La confusione esasperata tra i vari piani e i vari livelli e la produzione di fantasmi privi di ogni fondamento è proprio la caratteristica peculiare della guerra globale oggi. Diventa sempre più difficile distinguere tra nemico e criminale, tra civile e militare, tra interno ed esterno, e la guerra può essere concretamente ovunque.

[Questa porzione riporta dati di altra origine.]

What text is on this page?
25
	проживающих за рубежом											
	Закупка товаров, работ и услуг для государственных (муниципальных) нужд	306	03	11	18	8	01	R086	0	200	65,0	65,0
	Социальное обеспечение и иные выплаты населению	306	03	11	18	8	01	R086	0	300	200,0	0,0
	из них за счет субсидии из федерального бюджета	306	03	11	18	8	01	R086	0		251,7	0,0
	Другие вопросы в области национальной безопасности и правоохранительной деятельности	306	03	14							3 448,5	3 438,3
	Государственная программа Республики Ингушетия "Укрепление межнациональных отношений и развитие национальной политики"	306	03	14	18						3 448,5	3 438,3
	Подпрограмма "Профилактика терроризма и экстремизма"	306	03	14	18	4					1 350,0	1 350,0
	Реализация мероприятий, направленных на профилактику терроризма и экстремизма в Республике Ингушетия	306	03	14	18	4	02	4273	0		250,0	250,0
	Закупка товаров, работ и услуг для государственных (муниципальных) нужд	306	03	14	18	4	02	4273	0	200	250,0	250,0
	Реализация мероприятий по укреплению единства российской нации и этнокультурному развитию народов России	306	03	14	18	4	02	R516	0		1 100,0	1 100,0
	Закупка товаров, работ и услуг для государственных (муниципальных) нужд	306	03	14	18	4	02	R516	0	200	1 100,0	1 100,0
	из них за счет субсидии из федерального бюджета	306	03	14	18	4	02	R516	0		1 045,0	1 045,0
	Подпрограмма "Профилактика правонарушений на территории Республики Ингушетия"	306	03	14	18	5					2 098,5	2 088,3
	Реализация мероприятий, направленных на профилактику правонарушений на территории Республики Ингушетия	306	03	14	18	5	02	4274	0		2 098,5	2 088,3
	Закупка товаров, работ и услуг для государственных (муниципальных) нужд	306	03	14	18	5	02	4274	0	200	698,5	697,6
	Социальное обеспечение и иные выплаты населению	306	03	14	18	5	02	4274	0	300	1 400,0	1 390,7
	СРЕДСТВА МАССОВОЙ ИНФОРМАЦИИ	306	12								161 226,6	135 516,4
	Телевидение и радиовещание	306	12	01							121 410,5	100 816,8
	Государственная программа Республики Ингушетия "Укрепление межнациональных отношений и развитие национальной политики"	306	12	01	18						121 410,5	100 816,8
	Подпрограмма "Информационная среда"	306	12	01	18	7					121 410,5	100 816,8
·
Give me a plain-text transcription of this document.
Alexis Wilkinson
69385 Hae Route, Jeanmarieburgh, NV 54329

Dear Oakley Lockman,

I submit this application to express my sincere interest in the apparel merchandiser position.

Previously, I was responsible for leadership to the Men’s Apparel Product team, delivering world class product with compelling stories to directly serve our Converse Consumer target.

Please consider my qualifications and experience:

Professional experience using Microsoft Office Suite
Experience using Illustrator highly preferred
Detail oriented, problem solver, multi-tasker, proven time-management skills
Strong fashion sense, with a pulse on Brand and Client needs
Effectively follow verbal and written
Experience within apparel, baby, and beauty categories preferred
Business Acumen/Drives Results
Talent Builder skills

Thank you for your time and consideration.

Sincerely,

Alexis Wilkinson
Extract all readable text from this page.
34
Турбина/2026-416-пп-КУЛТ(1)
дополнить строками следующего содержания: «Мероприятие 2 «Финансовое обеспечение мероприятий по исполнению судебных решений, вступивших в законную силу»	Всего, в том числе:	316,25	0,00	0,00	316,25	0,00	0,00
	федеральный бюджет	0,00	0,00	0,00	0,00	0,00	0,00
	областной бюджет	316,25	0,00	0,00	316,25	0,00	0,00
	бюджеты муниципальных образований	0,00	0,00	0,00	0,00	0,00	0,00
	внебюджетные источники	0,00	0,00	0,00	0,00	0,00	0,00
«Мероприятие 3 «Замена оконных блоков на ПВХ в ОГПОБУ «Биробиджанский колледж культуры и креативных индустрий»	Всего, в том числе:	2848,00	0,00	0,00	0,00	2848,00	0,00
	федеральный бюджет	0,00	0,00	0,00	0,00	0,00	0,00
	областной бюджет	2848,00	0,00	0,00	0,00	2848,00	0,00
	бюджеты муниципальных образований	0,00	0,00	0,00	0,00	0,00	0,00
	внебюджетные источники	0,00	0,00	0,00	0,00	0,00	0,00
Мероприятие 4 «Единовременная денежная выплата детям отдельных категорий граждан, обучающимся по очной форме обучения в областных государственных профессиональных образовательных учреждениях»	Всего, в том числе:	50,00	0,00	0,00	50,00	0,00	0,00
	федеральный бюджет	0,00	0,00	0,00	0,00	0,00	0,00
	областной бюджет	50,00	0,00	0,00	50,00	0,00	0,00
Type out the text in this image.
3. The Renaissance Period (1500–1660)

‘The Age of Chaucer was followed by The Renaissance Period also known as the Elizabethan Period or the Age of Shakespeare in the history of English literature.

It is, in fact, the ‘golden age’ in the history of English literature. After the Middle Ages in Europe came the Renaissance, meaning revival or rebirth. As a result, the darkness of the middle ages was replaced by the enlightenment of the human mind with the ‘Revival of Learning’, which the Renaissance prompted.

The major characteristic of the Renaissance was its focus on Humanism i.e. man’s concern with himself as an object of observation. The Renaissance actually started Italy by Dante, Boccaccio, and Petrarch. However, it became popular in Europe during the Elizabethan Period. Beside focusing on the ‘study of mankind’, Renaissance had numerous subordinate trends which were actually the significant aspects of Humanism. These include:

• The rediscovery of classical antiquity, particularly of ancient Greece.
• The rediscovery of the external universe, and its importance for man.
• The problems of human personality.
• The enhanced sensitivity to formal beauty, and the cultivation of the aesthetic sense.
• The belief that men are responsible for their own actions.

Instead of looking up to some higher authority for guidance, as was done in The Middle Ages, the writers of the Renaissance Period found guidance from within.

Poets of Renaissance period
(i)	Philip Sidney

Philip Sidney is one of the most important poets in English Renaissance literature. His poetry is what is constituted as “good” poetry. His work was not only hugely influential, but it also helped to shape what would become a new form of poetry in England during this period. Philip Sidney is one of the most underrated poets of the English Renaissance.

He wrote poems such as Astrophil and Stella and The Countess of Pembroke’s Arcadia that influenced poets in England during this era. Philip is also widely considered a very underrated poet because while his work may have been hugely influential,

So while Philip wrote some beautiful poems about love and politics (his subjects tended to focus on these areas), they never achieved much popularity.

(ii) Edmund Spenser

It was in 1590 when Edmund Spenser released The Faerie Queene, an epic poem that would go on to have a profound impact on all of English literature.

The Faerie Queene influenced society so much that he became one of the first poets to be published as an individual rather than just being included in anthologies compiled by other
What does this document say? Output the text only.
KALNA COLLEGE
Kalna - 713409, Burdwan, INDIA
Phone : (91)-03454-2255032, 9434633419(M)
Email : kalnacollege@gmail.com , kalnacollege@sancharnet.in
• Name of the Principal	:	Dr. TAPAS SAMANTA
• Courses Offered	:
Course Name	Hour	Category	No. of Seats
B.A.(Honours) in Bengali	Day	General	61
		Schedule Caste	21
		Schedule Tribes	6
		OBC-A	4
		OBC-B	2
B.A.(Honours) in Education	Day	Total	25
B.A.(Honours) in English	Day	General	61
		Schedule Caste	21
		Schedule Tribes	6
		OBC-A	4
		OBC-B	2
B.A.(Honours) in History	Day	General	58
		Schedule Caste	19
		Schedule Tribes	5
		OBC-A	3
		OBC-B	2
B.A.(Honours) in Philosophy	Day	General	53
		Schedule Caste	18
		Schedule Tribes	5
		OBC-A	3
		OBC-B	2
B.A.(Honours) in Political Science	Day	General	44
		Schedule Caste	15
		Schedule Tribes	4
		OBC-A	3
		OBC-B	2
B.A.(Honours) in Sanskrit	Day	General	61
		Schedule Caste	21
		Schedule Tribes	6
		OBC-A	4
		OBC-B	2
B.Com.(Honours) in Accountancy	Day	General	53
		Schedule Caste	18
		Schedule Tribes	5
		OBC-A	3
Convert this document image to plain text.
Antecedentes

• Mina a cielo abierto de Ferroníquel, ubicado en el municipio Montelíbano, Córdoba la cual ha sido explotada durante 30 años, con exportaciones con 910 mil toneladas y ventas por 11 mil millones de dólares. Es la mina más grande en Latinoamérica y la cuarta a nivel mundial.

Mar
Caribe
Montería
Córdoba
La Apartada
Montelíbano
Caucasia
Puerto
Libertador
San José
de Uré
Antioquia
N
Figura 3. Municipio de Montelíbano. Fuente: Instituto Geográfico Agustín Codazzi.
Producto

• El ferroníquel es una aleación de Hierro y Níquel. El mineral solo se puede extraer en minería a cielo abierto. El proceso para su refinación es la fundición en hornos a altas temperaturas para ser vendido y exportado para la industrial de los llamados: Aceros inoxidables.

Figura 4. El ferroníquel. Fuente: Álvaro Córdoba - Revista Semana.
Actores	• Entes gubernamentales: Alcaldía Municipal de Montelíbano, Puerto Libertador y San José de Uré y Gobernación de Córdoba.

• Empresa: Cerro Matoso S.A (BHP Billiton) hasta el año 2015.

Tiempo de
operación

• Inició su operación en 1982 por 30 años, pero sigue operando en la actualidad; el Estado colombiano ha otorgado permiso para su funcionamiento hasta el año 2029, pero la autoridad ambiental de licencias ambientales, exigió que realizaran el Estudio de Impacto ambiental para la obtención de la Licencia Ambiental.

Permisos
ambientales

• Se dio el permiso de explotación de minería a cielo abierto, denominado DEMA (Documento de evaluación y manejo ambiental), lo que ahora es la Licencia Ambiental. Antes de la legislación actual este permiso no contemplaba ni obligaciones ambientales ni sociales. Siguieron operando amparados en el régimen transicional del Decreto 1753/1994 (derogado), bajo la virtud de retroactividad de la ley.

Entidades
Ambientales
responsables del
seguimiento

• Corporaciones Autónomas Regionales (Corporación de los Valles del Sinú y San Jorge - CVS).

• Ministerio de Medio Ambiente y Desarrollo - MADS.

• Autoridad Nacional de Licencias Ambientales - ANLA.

La guerra in Iraq, sostiene il relatore, non è altro che un tentativo patetico di ri-territorializzare la guerra globale; gli Stati Uniti, guidati da un pugno di persone che hanno letto male i libri classici della Storia del Pensiero politico occidentale, si sono illusi che sia sempre valido il principio secondo cui per ottenere un po’ di ordine al mondo è necessario operare sul territorio, spazializzare il conflitto. Ma tentare di sconfiggere la guerra globale costruendo delle muraglie o aprendo sempre nuovi fronti è esattamente come svuotare l’oceano con il cucchiaino, secondo la celebre immagine di Sant’Agostino.

Oggi occorre invece cercare di comprendere anzitutto le nuove dinamiche politiche, e fare poi un ulteriore sforzo elaborativo che consenta finalmente di affrancarsi dall’uso di vecchie categorie inadatte a descrivere un mondo tragicamente cambiato. Il problema non è più quello di costruire nuovi ordini; è necessario invece ridare nuovo spazio alla relazione e al dialogo, e soprattutto porre al centro dell’attenzione il valore della libertà. La vera questione è quella di trovare il modo grazie al quale la nostra innegabile, e probabilmente immortale, capacità di avere qualcosa da dire non venga oscenamente mutilata dai cascami del vecchio mondo che ancora ci circonda. La ?pianta? uomo non è morta, è semplicemente molto mal coltivata. Occorre pertanto pensare concretamente ad una svolta radicale, che riconosca la centralità della Giustizia e che preveda finalmente la repulsione della violenza nelle sue varie forme. Basterebbe per un attimo trovare la lucidità necessaria a dire che morte, fame, angoscia, miseria, disperazione, noncuranza, sfruttamento, bestialità sono assolutamente intollerabili, da chiunque siano subiti. L’infelicità di ciascuno vale la nostra. L’assunto fondamentale da cui partire per pensare ad un nuovo mondo possibile è l’assenza di dominio: “Non voglio né dominare, né essere dominato”. Questo dovrebbe essere l’emblema di ogni uomo libero e di ogni donna libera. In tal senso, si può sostenere che il bieco realismo è solo paranoia cimiteriale. Se quella attuale fosse la modalità normale di vita, allora tutto sarebbe soltanto una farsa; al contrario, si deve continuare a credere che un altro modo di vita sia effettivamente possibile, ed avere sempre dentro di sé l’energia per immaginarsi liberi, senza trascurare l’importanza decisiva di trovare insieme sistemi di regole condivise, magari dentro lo spazio europeo, che sappiano rispettare e valorizzare l’umanità, senza condizioni e senza eccezione.